It’s one of a number of rules in the market that, quite simply, beggar belief. No wonder the rules of the market are being re-written by the Energy Security Board. But even if agreed, and if the federal government agrees to let the ESB do this, the rules won’t come into effect until 2025.

People may ask why, for instance, were so many solar farms allowed to be built in the areas?

The main reason is because that’s where the best resource is. But wind and solar developers in Australia, until very recently, were not told by the network owners if there were any competing projects. Until very recently, the market rules crazily prevented the networks from doing so – even if the networks knew it was a bad idea and a bunch of new projects were being built right on top of each other.

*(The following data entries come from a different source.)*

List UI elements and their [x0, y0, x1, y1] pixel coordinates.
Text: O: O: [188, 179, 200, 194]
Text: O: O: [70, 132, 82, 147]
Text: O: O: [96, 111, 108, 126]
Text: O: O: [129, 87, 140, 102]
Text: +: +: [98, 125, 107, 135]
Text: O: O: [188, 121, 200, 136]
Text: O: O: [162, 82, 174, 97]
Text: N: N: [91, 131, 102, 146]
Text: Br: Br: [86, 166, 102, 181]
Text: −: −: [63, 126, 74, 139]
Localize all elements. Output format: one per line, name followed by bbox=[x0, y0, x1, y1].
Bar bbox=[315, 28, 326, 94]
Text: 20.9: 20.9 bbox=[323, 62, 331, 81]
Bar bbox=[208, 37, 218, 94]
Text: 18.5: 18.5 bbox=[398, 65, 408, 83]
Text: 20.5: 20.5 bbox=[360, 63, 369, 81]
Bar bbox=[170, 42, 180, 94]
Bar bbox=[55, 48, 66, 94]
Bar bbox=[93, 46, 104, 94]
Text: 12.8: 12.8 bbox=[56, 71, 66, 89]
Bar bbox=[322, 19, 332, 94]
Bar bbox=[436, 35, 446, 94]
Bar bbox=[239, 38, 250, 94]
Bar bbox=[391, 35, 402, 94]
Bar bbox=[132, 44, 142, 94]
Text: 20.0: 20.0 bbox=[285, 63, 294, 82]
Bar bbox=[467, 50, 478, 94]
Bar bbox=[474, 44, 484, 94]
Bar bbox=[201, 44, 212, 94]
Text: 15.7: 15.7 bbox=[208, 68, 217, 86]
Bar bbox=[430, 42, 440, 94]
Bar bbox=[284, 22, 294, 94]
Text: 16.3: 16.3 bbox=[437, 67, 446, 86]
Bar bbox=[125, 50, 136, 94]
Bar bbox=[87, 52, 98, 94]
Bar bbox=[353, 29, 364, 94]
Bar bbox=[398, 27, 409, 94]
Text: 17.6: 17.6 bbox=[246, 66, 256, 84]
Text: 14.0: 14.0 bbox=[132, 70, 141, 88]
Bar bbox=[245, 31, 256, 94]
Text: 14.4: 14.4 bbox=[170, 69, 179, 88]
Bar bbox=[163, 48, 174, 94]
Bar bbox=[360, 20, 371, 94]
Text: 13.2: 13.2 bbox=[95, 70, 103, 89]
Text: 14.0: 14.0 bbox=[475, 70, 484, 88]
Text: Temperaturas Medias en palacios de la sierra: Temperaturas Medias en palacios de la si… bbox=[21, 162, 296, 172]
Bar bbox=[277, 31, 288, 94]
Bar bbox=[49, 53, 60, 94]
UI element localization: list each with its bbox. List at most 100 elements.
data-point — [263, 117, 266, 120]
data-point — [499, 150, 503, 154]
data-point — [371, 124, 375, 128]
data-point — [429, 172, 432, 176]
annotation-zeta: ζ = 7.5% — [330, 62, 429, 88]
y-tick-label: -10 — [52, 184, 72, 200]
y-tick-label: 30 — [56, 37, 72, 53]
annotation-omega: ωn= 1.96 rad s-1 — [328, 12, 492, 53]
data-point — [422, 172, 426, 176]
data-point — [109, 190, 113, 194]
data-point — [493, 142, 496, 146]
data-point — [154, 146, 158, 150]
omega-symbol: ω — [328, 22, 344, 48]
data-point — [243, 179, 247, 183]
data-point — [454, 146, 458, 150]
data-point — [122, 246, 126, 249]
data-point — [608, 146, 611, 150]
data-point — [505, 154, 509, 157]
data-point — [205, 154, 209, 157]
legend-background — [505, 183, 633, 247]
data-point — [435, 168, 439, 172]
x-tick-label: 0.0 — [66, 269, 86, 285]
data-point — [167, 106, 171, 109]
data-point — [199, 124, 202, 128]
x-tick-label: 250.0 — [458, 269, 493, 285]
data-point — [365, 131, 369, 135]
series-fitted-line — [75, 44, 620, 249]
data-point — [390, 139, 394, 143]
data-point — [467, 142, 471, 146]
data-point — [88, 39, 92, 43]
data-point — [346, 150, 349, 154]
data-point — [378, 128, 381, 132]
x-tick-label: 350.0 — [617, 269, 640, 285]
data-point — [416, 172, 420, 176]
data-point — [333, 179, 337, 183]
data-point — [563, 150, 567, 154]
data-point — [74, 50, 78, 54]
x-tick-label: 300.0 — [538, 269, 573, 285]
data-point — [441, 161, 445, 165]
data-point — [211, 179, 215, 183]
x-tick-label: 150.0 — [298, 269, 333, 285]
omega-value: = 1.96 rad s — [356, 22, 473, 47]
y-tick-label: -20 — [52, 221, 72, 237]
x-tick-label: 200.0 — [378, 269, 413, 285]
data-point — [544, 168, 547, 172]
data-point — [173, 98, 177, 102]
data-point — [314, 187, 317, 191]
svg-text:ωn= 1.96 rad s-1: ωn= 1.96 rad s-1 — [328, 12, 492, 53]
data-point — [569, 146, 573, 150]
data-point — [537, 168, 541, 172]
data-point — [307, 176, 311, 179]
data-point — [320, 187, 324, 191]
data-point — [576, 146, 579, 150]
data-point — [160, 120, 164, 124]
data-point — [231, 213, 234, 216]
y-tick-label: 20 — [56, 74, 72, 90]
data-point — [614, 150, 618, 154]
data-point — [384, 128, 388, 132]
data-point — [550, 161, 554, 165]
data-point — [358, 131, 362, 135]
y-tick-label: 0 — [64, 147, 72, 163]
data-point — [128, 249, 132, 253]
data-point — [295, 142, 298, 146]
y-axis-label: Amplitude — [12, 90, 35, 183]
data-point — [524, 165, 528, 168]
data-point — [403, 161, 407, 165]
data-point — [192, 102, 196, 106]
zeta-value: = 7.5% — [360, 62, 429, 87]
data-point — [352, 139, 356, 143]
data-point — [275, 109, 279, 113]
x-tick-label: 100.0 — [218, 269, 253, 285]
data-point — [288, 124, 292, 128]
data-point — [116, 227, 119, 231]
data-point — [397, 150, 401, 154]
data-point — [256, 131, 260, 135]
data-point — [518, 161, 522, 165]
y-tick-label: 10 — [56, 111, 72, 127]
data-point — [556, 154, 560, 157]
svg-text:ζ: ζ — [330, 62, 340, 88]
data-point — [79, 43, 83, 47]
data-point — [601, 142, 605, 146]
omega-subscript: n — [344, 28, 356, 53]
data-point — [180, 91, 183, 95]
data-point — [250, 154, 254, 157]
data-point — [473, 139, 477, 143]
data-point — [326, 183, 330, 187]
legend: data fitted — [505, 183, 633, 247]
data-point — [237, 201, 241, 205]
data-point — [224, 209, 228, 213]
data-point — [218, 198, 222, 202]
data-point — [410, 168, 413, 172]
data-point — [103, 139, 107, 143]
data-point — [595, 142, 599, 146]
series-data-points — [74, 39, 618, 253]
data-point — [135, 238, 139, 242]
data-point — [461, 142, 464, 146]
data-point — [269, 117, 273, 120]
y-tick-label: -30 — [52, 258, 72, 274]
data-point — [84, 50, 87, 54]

Why, then, you may ask, didn’t the networks plan for more network capacity before this? Particularly as the cost of the upgrade to mitigate this problem is not huge, compared to the amount of investment in new capacity.

The answer lies in the way the regulations work: You need to argue for a clear market benefit. And even that argument is narrowed only to wholesale market prices, such as from lower or avoided fuel costs – and the benefits to the end user barely feature.

And the regulations, of course, don’t consider environmental or climate benefits, or the broader transition. For this reason, there is genuine fear that the regulator may have no choice but to knock the proposed new link from South Australia to NSW – Project EnergyConnect – on its head.

As one exasperated solar developer noted: “It’s just the way it works in Australia. Everyone builds where the resource is. We’ve got this RiT-T (regulatory investment test) designed to stop gold plating, but it stops investment completely. Our system is designed so that nothing can change unless there is a market shock. You wait until there is an extreme problem until you do something about it.”